According to a blog from Huffington Post entitled: Women’s 10 Biggest Worries About Sex–And How To Ease The Anxiety:
“The inability to climax is arguably the most universal female sexual problem: Recent studies have suggested that roughly 75 percent of women can’t orgasm through penetrative sex, and 10 to 15 percent can’t orgasm under any circumstances.”
One reason women have a problem achieving an orgasm is everything being connected to their sex drive. So if there’s financial or emotional struggles, it’s hard for her to climax. So, being concerned if you can be pleased sexually first in marriage shouldn’t be your highest concern.
Some men say they want to marry a woman who is sexually experienced. I disagree with this statement because if she can “freak you out” like no one else, you have to wonder where did she learn this from?
What if two virgins married and then had sex on their honeymoon? It would be the best sex they ever had because they didn’t have anyone to compare themselves to! Looking back over my life, I wish I stayed a virgin until I met my wife. Think about how much closer you would be to your spouse if you only knew this one person sexually? I discuss this more in the blog, “Three Reasons Why You Should Marry Young.”
I know what you are saying, “I’ve had more sexual partners in my past that I won’t tell my potential spouse the exact number!” Consider this: please don’t ask your potential spouse how many sexual partners they had in the past. Whatever their answer is, it’s too much for you to handle (kill the visual)!

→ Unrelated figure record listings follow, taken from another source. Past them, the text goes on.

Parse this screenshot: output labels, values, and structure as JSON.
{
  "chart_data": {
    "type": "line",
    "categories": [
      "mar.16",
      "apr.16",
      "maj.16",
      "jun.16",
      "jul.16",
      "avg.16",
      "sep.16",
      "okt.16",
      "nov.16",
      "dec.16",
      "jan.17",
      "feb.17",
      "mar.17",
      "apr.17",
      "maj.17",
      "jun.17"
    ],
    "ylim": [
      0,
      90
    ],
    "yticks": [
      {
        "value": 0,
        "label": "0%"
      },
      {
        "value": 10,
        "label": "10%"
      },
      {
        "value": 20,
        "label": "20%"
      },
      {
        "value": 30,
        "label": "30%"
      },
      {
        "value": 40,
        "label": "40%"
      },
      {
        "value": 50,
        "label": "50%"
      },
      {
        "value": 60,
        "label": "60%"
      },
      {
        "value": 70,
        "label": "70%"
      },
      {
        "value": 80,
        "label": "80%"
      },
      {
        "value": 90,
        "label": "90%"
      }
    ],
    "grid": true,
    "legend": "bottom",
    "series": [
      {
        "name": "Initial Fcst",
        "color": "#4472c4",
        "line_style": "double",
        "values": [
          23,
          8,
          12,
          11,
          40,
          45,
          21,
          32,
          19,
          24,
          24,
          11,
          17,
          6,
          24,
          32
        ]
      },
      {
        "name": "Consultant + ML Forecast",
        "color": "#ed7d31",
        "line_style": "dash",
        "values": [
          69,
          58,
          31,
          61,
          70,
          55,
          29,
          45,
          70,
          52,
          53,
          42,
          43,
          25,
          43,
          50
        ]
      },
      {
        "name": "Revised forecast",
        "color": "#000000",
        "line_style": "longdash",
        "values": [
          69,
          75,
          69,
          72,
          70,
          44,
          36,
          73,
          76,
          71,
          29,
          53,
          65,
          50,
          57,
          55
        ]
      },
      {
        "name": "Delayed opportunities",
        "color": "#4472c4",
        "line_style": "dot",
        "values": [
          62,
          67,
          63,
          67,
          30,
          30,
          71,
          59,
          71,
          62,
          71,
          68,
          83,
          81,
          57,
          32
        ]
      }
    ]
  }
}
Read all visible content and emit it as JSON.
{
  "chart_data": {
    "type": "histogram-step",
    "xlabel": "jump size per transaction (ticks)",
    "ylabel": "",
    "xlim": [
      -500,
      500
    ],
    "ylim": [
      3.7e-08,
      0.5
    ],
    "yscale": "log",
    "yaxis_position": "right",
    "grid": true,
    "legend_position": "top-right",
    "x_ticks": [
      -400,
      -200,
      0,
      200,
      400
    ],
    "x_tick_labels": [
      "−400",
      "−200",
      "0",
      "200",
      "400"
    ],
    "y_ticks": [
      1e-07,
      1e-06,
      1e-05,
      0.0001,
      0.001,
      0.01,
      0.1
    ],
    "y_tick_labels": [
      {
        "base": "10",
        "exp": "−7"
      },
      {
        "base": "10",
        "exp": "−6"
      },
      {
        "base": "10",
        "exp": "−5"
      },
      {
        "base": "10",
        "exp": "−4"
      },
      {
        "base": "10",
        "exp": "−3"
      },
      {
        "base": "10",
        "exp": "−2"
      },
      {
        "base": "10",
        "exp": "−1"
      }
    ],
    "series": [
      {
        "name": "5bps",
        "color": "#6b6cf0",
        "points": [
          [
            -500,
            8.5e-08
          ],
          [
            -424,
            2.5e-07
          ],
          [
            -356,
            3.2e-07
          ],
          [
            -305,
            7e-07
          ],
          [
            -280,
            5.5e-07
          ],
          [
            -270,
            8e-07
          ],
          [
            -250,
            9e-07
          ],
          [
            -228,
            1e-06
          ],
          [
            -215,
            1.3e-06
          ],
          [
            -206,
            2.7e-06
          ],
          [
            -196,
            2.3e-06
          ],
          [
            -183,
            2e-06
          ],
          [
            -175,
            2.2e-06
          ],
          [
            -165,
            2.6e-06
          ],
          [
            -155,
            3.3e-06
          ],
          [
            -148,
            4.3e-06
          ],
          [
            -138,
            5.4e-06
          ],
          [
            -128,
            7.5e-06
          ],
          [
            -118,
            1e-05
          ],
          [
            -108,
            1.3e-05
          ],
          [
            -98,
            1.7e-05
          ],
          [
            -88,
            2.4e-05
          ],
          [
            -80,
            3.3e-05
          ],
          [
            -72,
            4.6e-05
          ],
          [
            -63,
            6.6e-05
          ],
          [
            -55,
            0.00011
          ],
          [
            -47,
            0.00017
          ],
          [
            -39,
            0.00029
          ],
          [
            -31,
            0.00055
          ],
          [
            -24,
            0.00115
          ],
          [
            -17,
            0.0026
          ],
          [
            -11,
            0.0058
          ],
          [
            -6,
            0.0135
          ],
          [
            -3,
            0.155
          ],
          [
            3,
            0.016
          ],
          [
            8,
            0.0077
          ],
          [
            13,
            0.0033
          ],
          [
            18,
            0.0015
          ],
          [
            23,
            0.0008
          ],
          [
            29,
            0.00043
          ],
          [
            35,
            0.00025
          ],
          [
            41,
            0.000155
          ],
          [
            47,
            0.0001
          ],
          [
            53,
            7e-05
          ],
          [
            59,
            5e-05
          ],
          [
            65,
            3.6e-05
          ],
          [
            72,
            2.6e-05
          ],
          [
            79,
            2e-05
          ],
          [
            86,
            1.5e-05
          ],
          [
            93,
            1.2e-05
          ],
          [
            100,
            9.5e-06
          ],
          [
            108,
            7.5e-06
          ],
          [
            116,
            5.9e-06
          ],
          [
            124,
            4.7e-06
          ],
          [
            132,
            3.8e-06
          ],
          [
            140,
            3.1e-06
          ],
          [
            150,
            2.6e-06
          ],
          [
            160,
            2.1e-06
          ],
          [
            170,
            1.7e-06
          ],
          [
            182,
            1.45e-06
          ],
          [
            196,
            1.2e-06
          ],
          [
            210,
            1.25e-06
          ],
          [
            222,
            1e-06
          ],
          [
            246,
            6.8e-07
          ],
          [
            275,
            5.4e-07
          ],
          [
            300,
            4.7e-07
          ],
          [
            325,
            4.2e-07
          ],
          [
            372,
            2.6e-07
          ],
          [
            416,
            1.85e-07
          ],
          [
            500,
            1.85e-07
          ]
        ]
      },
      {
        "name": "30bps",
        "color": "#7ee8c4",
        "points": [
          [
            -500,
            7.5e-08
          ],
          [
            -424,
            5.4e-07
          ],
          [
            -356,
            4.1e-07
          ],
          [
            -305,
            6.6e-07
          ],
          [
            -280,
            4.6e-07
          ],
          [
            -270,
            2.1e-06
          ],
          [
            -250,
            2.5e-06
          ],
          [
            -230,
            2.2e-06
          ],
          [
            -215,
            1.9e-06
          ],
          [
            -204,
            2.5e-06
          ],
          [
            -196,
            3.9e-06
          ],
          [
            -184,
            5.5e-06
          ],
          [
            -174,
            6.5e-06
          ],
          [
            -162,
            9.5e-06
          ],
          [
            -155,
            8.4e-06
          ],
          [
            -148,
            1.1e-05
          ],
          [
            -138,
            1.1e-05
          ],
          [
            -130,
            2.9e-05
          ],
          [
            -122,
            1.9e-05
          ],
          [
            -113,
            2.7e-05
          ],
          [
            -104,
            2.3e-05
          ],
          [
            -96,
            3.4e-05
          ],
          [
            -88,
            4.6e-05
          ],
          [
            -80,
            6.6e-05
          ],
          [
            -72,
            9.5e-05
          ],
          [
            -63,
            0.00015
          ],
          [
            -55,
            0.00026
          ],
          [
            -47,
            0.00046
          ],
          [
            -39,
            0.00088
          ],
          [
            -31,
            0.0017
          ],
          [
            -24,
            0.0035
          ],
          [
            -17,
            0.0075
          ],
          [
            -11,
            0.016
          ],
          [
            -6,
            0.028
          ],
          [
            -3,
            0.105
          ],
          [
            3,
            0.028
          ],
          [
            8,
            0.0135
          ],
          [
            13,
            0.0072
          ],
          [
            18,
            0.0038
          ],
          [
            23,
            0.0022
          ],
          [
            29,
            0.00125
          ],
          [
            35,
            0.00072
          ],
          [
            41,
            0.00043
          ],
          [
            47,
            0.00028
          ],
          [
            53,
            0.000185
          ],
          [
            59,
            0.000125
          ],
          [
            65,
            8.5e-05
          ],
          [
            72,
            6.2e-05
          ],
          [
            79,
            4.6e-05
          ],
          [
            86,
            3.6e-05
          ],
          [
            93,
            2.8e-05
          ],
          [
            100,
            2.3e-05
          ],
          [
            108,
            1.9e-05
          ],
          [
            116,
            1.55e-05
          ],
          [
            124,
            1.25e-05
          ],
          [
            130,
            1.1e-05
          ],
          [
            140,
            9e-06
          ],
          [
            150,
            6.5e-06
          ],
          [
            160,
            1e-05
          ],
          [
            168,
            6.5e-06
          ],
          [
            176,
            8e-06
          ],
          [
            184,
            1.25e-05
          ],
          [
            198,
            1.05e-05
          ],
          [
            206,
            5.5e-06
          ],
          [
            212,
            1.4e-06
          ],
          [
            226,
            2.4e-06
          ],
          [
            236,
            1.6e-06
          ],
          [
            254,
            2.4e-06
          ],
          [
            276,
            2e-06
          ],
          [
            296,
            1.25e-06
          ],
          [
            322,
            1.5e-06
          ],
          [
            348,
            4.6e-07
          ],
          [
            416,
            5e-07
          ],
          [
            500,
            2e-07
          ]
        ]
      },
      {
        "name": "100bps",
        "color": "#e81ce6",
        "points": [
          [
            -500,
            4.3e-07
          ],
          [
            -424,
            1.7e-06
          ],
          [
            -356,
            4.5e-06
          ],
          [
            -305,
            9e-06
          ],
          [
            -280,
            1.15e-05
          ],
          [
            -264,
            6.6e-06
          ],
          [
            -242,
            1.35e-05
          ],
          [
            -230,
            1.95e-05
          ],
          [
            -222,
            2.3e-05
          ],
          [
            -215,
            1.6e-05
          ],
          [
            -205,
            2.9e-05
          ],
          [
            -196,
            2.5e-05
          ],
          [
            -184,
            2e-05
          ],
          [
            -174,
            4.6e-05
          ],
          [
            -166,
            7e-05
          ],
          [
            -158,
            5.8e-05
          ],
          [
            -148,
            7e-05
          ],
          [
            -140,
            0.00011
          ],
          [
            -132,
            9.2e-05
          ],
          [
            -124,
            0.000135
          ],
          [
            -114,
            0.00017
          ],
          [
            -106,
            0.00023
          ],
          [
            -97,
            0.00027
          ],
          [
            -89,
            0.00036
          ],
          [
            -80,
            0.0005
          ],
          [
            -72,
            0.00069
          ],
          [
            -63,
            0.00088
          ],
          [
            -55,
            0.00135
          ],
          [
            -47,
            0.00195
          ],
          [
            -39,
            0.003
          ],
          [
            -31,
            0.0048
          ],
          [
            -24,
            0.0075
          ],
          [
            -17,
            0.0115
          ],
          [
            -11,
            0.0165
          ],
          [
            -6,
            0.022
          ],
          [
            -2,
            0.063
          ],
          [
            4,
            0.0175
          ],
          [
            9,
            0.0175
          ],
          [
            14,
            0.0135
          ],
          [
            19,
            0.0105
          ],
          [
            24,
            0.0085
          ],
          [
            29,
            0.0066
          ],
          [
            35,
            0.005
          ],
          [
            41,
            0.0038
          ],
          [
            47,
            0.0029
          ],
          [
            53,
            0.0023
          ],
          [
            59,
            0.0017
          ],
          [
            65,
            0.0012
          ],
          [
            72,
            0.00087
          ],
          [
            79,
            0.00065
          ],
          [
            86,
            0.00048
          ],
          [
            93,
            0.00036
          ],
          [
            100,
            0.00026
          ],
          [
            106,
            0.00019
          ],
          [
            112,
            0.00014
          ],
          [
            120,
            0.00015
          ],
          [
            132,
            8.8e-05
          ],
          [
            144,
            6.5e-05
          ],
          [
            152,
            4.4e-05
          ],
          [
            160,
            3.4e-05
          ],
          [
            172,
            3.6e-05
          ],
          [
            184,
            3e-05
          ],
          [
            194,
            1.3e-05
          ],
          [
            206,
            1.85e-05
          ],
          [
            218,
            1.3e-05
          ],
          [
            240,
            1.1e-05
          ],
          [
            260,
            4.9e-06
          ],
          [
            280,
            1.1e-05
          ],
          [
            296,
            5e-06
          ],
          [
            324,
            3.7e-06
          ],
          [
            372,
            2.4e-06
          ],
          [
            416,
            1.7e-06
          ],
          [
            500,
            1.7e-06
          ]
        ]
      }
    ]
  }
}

A woman wants a man who can cover her financially, spiritually, and to protect her. Brothers, if you are lacking in one of these areas “The Doors of The Church” (her having sex with you) will be closed! I understand why singles are so concerned about being pleased sexually because they aren’t having sex (or shouldn’t be). Ladies, I’m sure you don’t want a man who’s been with every Lisa, Tammy, and Kim.
Singles are concerned about width, length, size and positions but that gets old over time. Be concerned about being healed spiritually and mentally before you stand at the altar. Sex is good in the context of marriage and yes, God created sex! When you can control your sexual desires while single, they can be controlled in marriage.
Guys, what will you do when it’s that time of the month for her? Can you control yourself? What happens when she’s not in the mood or some physical ailment is holding her back from pleasing you sexually? Marriage is more than sex. After those five minutes you still have twenty three hours and fifty-five minutes in a day with the one you marry!